PUJA
PUJA

Reputation: 649

Handling masked numpy array

I have masked numpy array. While doing processing for each of the element, I need to first check whether the particular element is masked or not, if masked then I need to skip those element.

I have tried like this :

from netCDF4 import Dataset

data=Dataset('test.nc')
dim_size=len(data.dimensions[nc_dims[0]])
model_dry_tropo_corr=data.variables['model_dry_tropo_corr'][:]
solid_earth_tide=data.variables['solid_earth_tide'][:]

for i in range(0,dim_size)
    try :
        model_dry_tropo_corr[i].mask=True
       continue

    except :
        Pass

    try:
         solid_earth_tide[i].mask=True
         continue
    except:
         Pass

     correction=model_dry_tropo_corr[i]/2+solid_earth_tide[i]

Is there other efficient way to do this, please do let me know.

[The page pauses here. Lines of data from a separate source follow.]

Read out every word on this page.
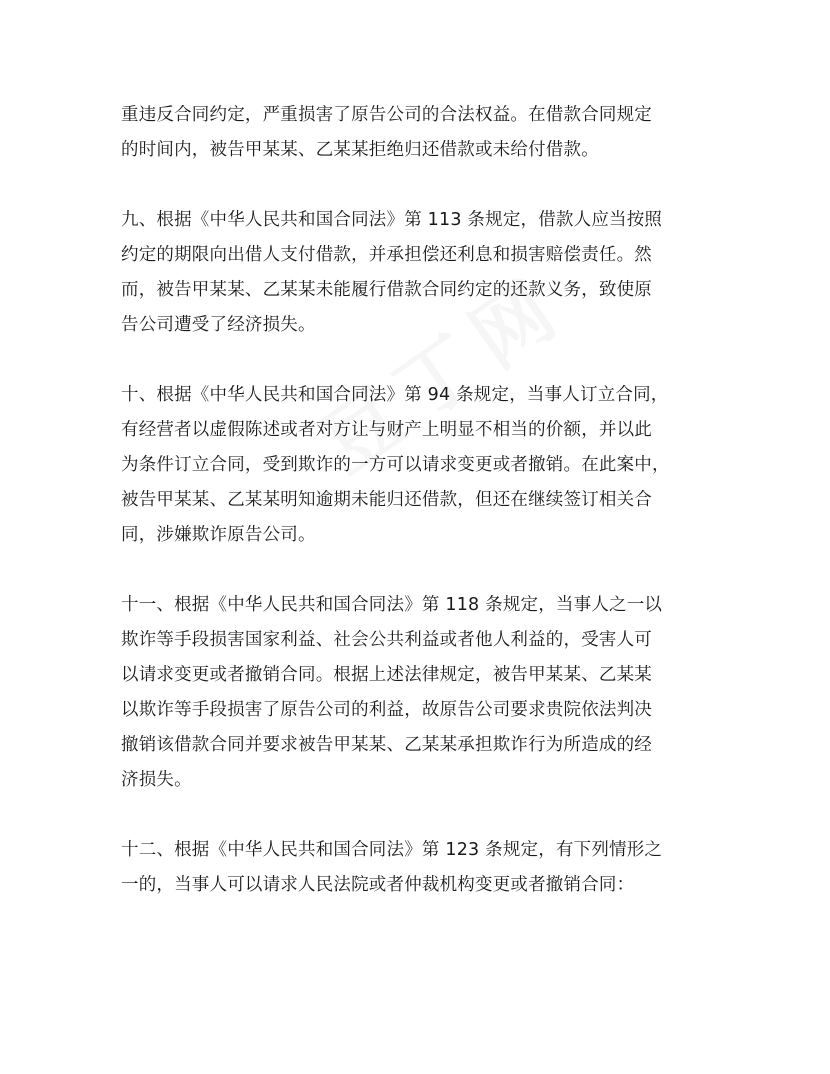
重违反合同约定，严重损害了原告公司的合法权益。在借款合同规定
的时间内，被告甲某某、乙某某拒绝归还借款或未给付借款。
九、根据《中华人民共和国合同法》第 113 条规定，借款人应当按照
约定的期限向出借人支付借款，并承担偿还利息和损害赔偿责任。然
而，被告甲某某、乙某某未能履行借款合同约定的还款义务，致使原
告公司遭受了经济损失。
十、根据《中华人民共和国合同法》第 94 条规定，当事人订立合同，
有经营者以虚假陈述或者对方让与财产上明显不相当的价额，并以此
为条件订立合同，受到欺诈的一方可以请求变更或者撤销。在此案中，
被告甲某某、乙某某明知逾期未能归还借款，但还在继续签订相关合
同，涉嫌欺诈原告公司。
十一、根据《中华人民共和国合同法》第 118 条规定，当事人之一以
欺诈等手段损害国家利益、社会公共利益或者他人利益的，受害人可
以请求变更或者撤销合同。根据上述法律规定，被告甲某某、乙某某
以欺诈等手段损害了原告公司的利益，故原告公司要求贵院依法判决
撤销该借款合同并要求被告甲某某、乙某某承担欺诈行为所造成的经
济损失。
十二、根据《中华人民共和国合同法》第 123 条规定，有下列情形之
一的，当事人可以请求人民法院或者仲裁机构变更或者撤销合同：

Your suggestion or comments are highly appreciated.

Upvotes: 0

Views: 2000

Answers (2)

hpaulj
hpaulj

Reputation: 231385

I'm puzzled about this code

try :
    model_dry_tropo_corr[i].mask=True
   continue

except :
    Pass

I don't have netCDF4 installed, but it appears from the documentation that your variable will look like, maybe even be a numpy.ma masked array.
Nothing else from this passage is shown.